Prices in Perth, as has been the case for several years, also fell, dropping 0.1%, the same decline seen over the past month.

However, while prices fell in those capitals, they rose in Brisbane and Adelaide, lifting by 0.2% apiece, leaving the increase over the past four weeks at 0.1% and 0.4% respectively.

Fitting with the view offered by numerous forecasters recently that valuations are likely to hold up far better in locations outside of Sydney and Melbourne in the period ahead, there’s also been a noticeable divergence in prices so far this year, and over the past year.

Reflecting recent increases in Brisbane and Adelaide, prices in those capitals are now flat in 2018, reversing the modest declines seen earlier in the year.

In Perth, prices have only fallen 0.4% since the end of 2017.

In contrast, the median price has fallen by 2.3% in Sydney, and 1.3% in Melbourne, so far this year.

The declines in these markets, the largest and most expensive in Australia by some margin, largely explains why the median price has fallen 1.4% across these capitals in average weighted terms since the start of the year.
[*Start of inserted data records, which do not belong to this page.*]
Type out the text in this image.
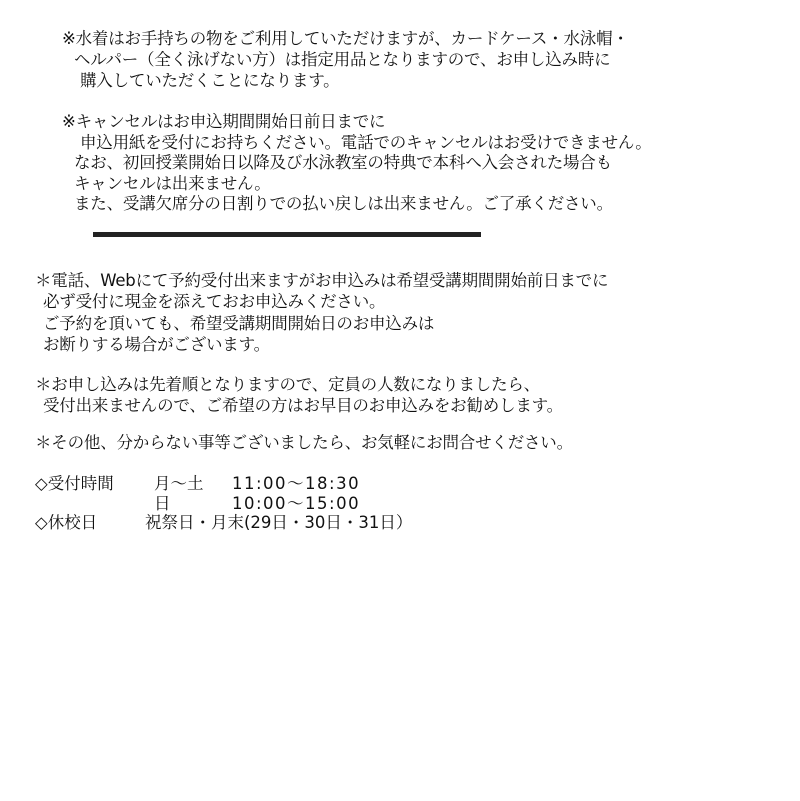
※水着はお手持ちの物をご利用していただけますが、カードケース・水泳帽・
ヘルパー（全く泳げない方）は指定用品となりますので、お申し込み時に
購入していただくことになります。
※キャンセルはお申込期間開始日前日までに
申込用紙を受付にお持ちください。電話でのキャンセルはお受けできません。
なお、初回授業開始日以降及び水泳教室の特典で本科へ入会された場合も
キャンセルは出来ません。
また、受講欠席分の日割りでの払い戻しは出来ません。ご了承ください。
＊電話、Webにて予約受付出来ますがお申込みは希望受講期間開始前日までに
必ず受付に現金を添えておお申込みください。
ご予約を頂いても、希望受講期間開始日のお申込みは
お断りする場合がございます。
＊お申し込みは先着順となりますので、定員の人数になりましたら、
受付出来ませんので、ご希望の方はお早目のお申込みをお勧めします。
＊その他、分からない事等ございましたら、お気軽にお問合せください。
◇受付時間 月～土 11:00～18:30
日	10:00～15:00
◇休校日	祝祭日・月末(29日・30日・31日）
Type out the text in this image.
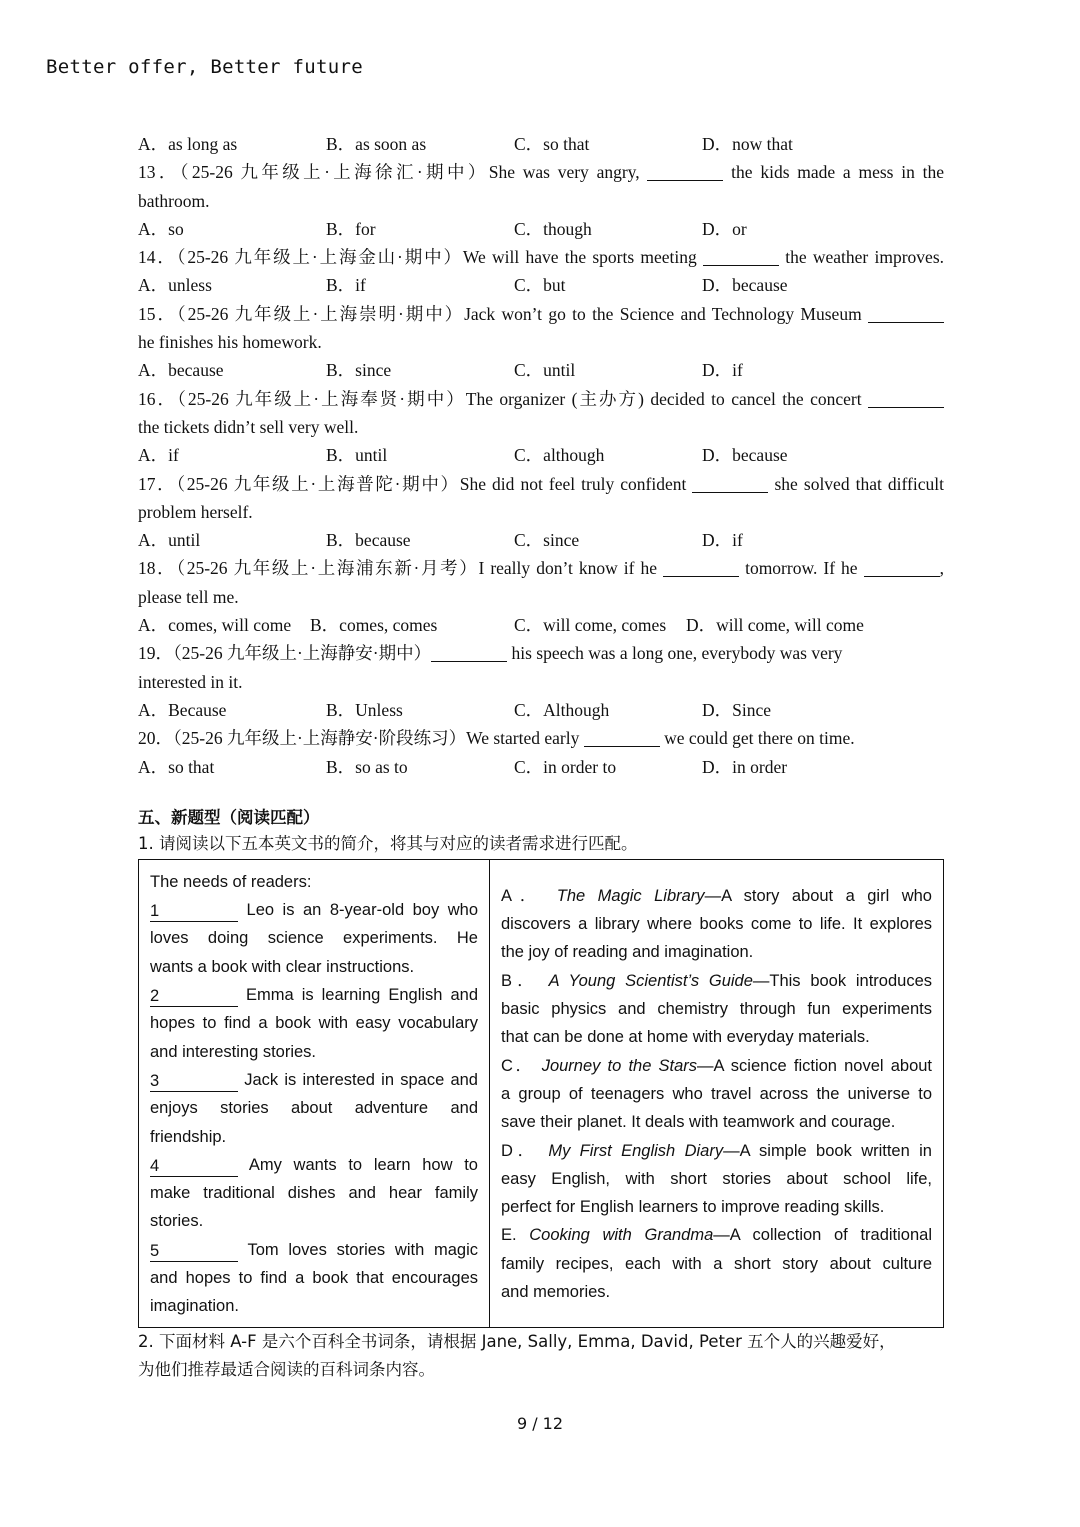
Better offer, Better future
A．as long as	B．as soon as	C．so that	D．now that
13．（25-26 九年级上·上海徐汇·期中）She was very angry,	the kids made a mess in the
bathroom.
A．so	B．for	C．though	D．or
14．（25-26 九年级上·上海金山·期中）We will have the sports meeting	the weather improves.
A．unless	B．if	C．but	D．because
15．（25-26 九年级上·上海崇明·期中）Jack won’t go to the Science and Technology Museum
he finishes his homework.
A．because	B．since	C．until	D．if
16．（25-26 九年级上·上海奉贤·期中）The organizer (主办方) decided to cancel the concert
the tickets didn’t sell very well.
A．if	B．until	C．although	D．because
17．（25-26 九年级上·上海普陀·期中）She did not feel truly confident	she solved that difficult
problem herself.
A．until	B．because	C．since	D．if
18．（25-26 九年级上·上海浦东新·月考）I really don’t know if he	tomorrow. If he	,
please tell me.
A．comes, will come B．comes, comes	C．will come, comes D．will come, will come
19．（25-26 九年级上·上海静安·期中）	his speech was a long one, everybody was very
interested in it.
A．Because	B．Unless	C．Although	D．Since
20．（25-26 九年级上·上海静安·阶段练习）We started early	we could get there on time.
A．so that	B．so as to	C．in order to	D．in order
五、新题型（阅读匹配）
1. 请阅读以下五本英文书的简介，将其与对应的读者需求进行匹配。
The needs of readers:
1	Leo is an 8-year-old boy who
loves doing science experiments. He
wants a book with clear instructions.
2	Emma is learning English and
hopes to find a book with easy vocabulary
and interesting stories.
3	Jack is interested in space and
enjoys stories about adventure and
friendship.
4	Amy wants to learn how to
make traditional dishes and hear family
stories.
5	Tom loves stories with magic
and hopes to find a book that encourages
imagination.

A． The Magic Library—A story about a girl who
discovers a library where books come to life. It explores
the joy of reading and imagination.
B． A Young Scientist’s Guide—This book introduces
basic physics and chemistry through fun experiments
that can be done at home with everyday materials.
C． Journey to the Stars—A science fiction novel about
a group of teenagers who travel across the universe to
save their planet. It deals with teamwork and courage.
D． My First English Diary—A simple book written in
easy English, with short stories about school life,
perfect for English learners to improve reading skills.
E. Cooking with Grandma—A collection of traditional
family recipes, each with a short story about culture
and memories.
2. 下面材料 A-F 是六个百科全书词条，请根据 Jane, Sally, Emma, David, Peter 五个人的兴趣爱好，
为他们推荐最适合阅读的百科词条内容。
9 / 12
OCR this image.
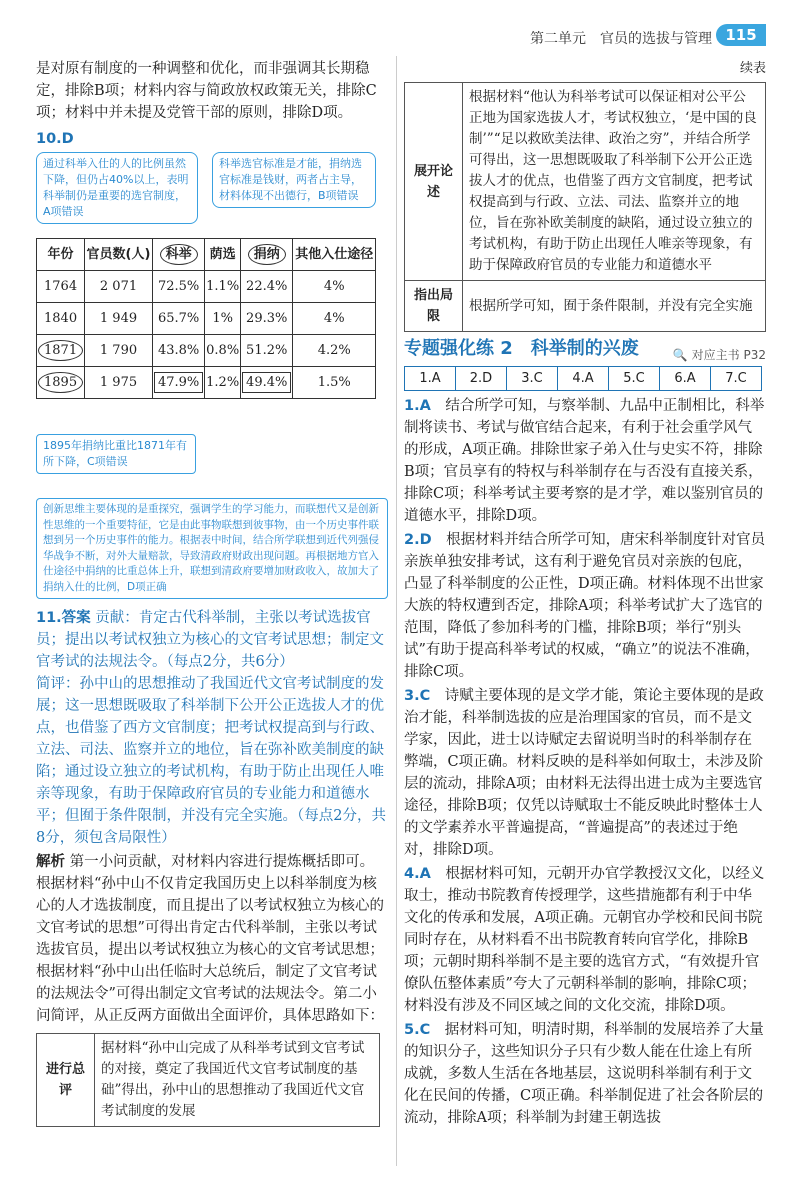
第二单元　官员的选拔与管理 115

是对原有制度的一种调整和优化，而非强调其长期稳定，排除B项；材料内容与简政放权政策无关，排除C项；材料中并未提及党管干部的原则，排除D项。

10.D

通过科举入仕的人的比例虽然下降，但仍占40%以上，表明科举制仍是重要的选官制度，A项错误
科举选官标准是才能，捐纳选官标准是钱财，两者占主导，材料体现不出德行，B项错误
年份	官员数(人)	科举	荫选	捐纳	其他入仕途径
1764	2 071	72.5%	1.1%	22.4%	4%
1840	1 949	65.7%	1%	29.3%	4%
1871	1 790	43.8%	0.8%	51.2%	4.2%
1895	1 975	47.9%	1.2%	49.4%	1.5%
1895年捐纳比重比1871年有所下降，C项错误
创新思维主要体现的是重探究，强调学生的学习能力，而联想代又是创新性思维的一个重要特征，它是由此事物联想到彼事物，由一个历史事件联想到另一个历史事件的能力。根据表中时间，结合所学联想到近代列强侵华战争不断，对外大量赔款，导致清政府财政出现问题。再根据地方官入仕途径中捐纳的比重总体上升，联想到清政府要增加财政收入，故加大了捐纳入仕的比例，D项正确

11.答案 贡献：肯定古代科举制，主张以考试选拔官员；提出以考试权独立为核心的文官考试思想；制定文官考试的法规法令。（每点2分，共6分）

简评：孙中山的思想推动了我国近代文官考试制度的发展；这一思想既吸取了科举制下公开公正选拔人才的优点，也借鉴了西方文官制度；把考试权提高到与行政、立法、司法、监察并立的地位，旨在弥补欧美制度的缺陷；通过设立独立的考试机构，有助于防止出现任人唯亲等现象，有助于保障政府官员的专业能力和道德水平；但囿于条件限制，并没有完全实施。（每点2分，共8分，须包含局限性）

解析 第一小问贡献，对材料内容进行提炼概括即可。根据材料“孙中山不仅肯定我国历史上以科举制度为核心的人才选拔制度，而且提出了以考试权独立为核心的文官考试的思想”可得出肯定古代科举制，主张以考试选拔官员，提出以考试权独立为核心的文官考试思想；根据材料“孙中山出任临时大总统后，制定了文官考试的法规法令”可得出制定文官考试的法规法令。第二小问简评，从正反两方面做出全面评价，具体思路如下：

进行总评	据材料“孙中山完成了从科举考试到文官考试的对接，奠定了我国近代文官考试制度的基础”得出，孙中山的思想推动了我国近代文官考试制度的发展

续表

展开论述	根据材料“他认为科举考试可以保证相对公平公正地为国家选拔人才，考试权独立，‘是中国的良制’”“足以救欧美法律、政治之穷”，并结合所学可得出，这一思想既吸取了科举制下公开公正选拔人才的优点，也借鉴了西方文官制度，把考试权提高到与行政、立法、司法、监察并立的地位，旨在弥补欧美制度的缺陷，通过设立独立的考试机构，有助于防止出现任人唯亲等现象，有助于保障政府官员的专业能力和道德水平
指出局限	根据所学可知，囿于条件限制，并没有完全实施
专题强化练 2　科举制的兴废	🔍 对应主书 P32
1.A	2.D	3.C	4.A	5.C	6.A	7.C

1.A　 结合所学可知，与察举制、九品中正制相比，科举制将读书、考试与做官结合起来，有利于社会重学风气的形成，A项正确。排除世家子弟入仕与史实不符，排除B项；官员享有的特权与科举制存在与否没有直接关系，排除C项；科举考试主要考察的是才学，难以鉴别官员的道德水平，排除D项。

2.D　 根据材料并结合所学可知，唐宋科举制度针对官员亲族单独安排考试，这有利于避免官员对亲族的包庇，凸显了科举制度的公正性，D项正确。材料体现不出世家大族的特权遭到否定，排除A项；科举考试扩大了选官的范围，降低了参加科考的门槛，排除B项；举行“别头试”有助于提高科举考试的权威，“确立”的说法不准确，排除C项。

3.C　 诗赋主要体现的是文学才能，策论主要体现的是政治才能，科举制选拔的应是治理国家的官员，而不是文学家，因此，进士以诗赋定去留说明当时的科举制存在弊端，C项正确。材料反映的是科举如何取士，未涉及阶层的流动，排除A项；由材料无法得出进士成为主要选官途径，排除B项；仅凭以诗赋取士不能反映此时整体士人的文学素养水平普遍提高，“普遍提高”的表述过于绝对，排除D项。

4.A　 根据材料可知，元朝开办官学教授汉文化，以经义取士，推动书院教育传授理学，这些措施都有利于中华文化的传承和发展，A项正确。元朝官办学校和民间书院同时存在，从材料看不出书院教育转向官学化，排除B项；元朝时期科举制不是主要的选官方式，“有效提升官僚队伍整体素质”夸大了元朝科举制的影响，排除C项；材料没有涉及不同区域之间的文化交流，排除D项。

5.C　 据材料可知，明清时期，科举制的发展培养了大量的知识分子，这些知识分子只有少数人能在仕途上有所成就，多数人生活在各地基层，这说明科举制有利于文化在民间的传播，C项正确。科举制促进了社会各阶层的流动，排除A项；科举制为封建王朝选拔
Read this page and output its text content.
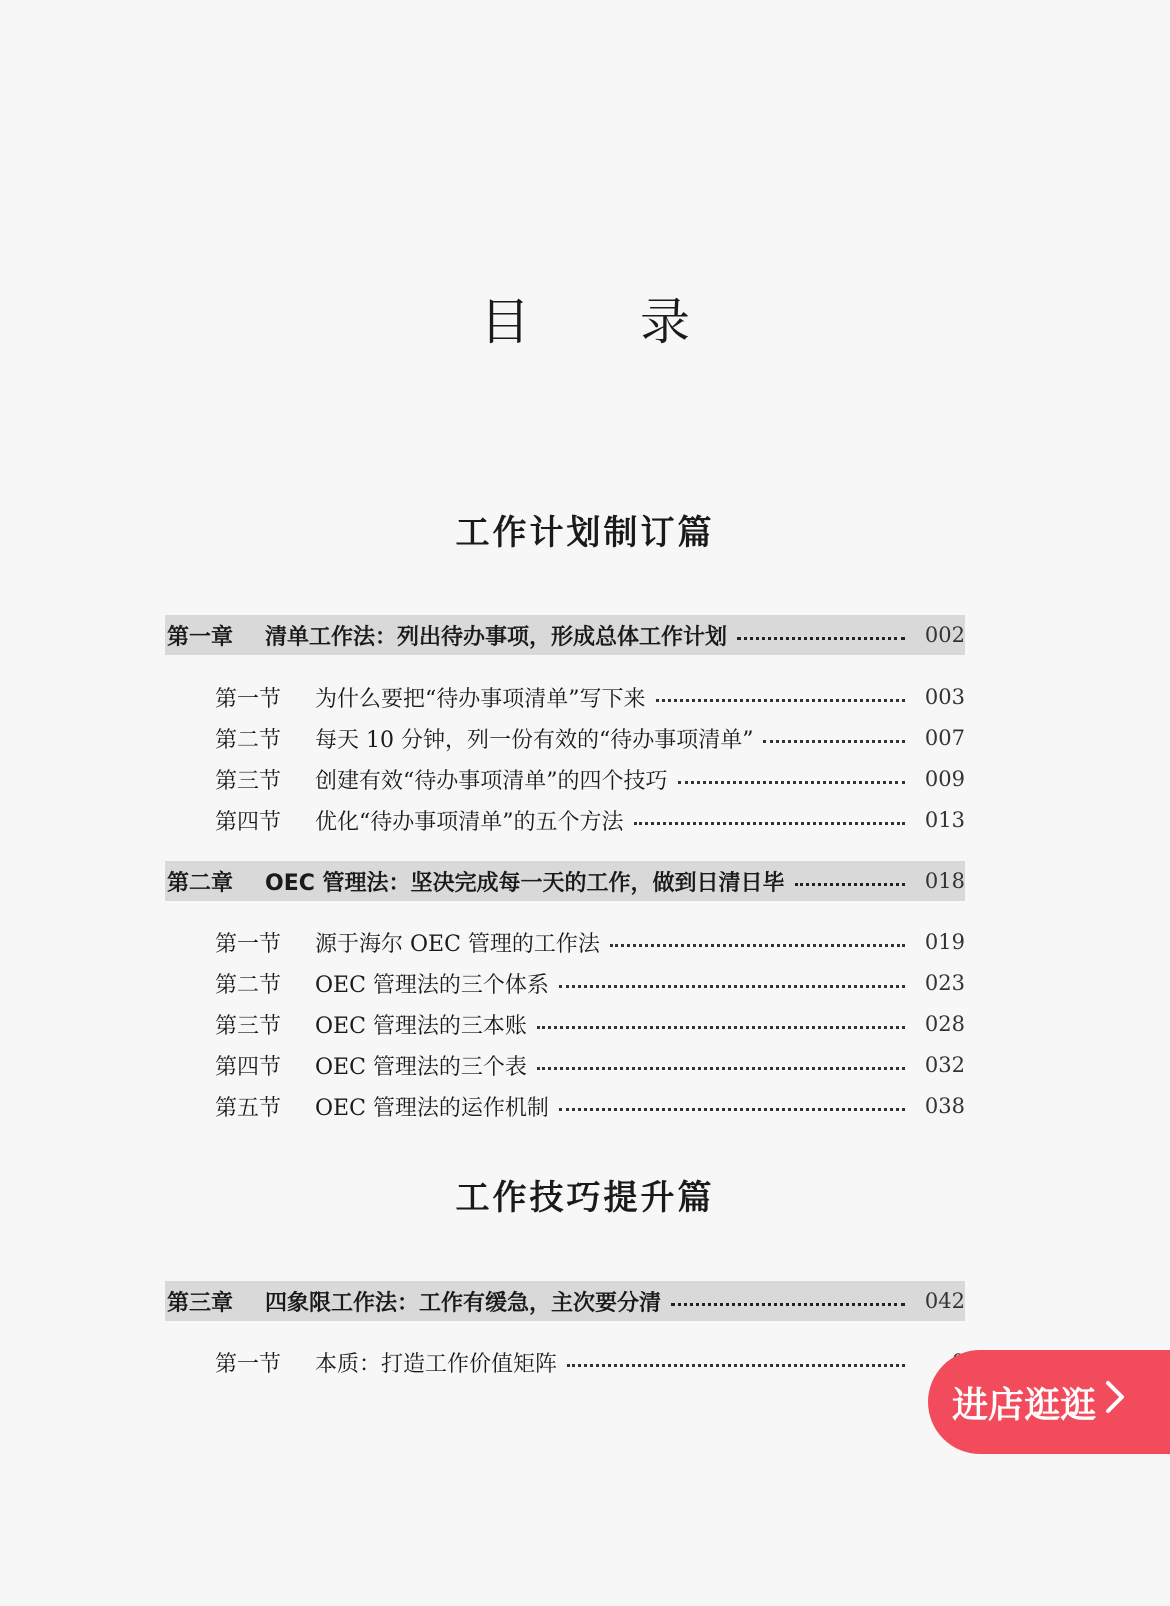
目 录
工作计划制订篇
第一章	清单工作法：列出待办事项，形成总体工作计划	002
第一节	为什么要把“待办事项清单”写下来	003
第二节	每天 10 分钟，列一份有效的“待办事项清单”	007
第三节	创建有效“待办事项清单”的四个技巧	009
第四节	优化“待办事项清单”的五个方法	013
第二章	OEC 管理法：坚决完成每一天的工作，做到日清日毕	018
第一节	源于海尔 OEC 管理的工作法	019
第二节	OEC 管理法的三个体系	023
第三节	OEC 管理法的三本账	028
第四节	OEC 管理法的三个表	032
第五节	OEC 管理法的运作机制	038
工作技巧提升篇
第三章	四象限工作法：工作有缓急，主次要分清	042
第一节	本质：打造工作价值矩阵
进店逛逛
Over the past year, the median price in Sydney, Melbourne, Brisbane, Adelaide and Perth has fallen 1.1% in weighted terms, again, largely reflecting weakness in Sydney, and, more recently Melbourne.

Prices in Sydney have fallen 4.1% over the past 12 months. Melbourne, after recording double-digit percentage gains throughout much of 2017, has also seen annual price growth slow to 2.4%.

In contrast, median values in Brisbane and Adelaide continue to inch higher, increasing by 0.8% and 0.7% respectively over the past 12 months.

However, even with those gains, and a noticeable deceleration in annual price declines in Perth, they have not been able to offset recent weakness in Australia’s largest housing markets.

While tighter lending restrictions, weak household income growth, affordability constraints and reduced interest from foreign investors has contributed to recent price falls in Sydney and Melbourne, another factor that has contributed to recent declines is an increase in properties up for sale.

As seen in the table below from CoreLogic, total listings in Sydney now stand at 27,035, up 21.3% on the level seen a year ago. In Melbourne, listings have also risen over the past year, increasing 6.4% to 30,788.


In contrast, listings in all other capitals have fallen over the past 12 months with the exception of Canberra where they are unchanged.

Across Australia’s capitals, total listings rose 4% to 111,724 over the year, driven entirely by higher stock availability in Sydney and Melbourne.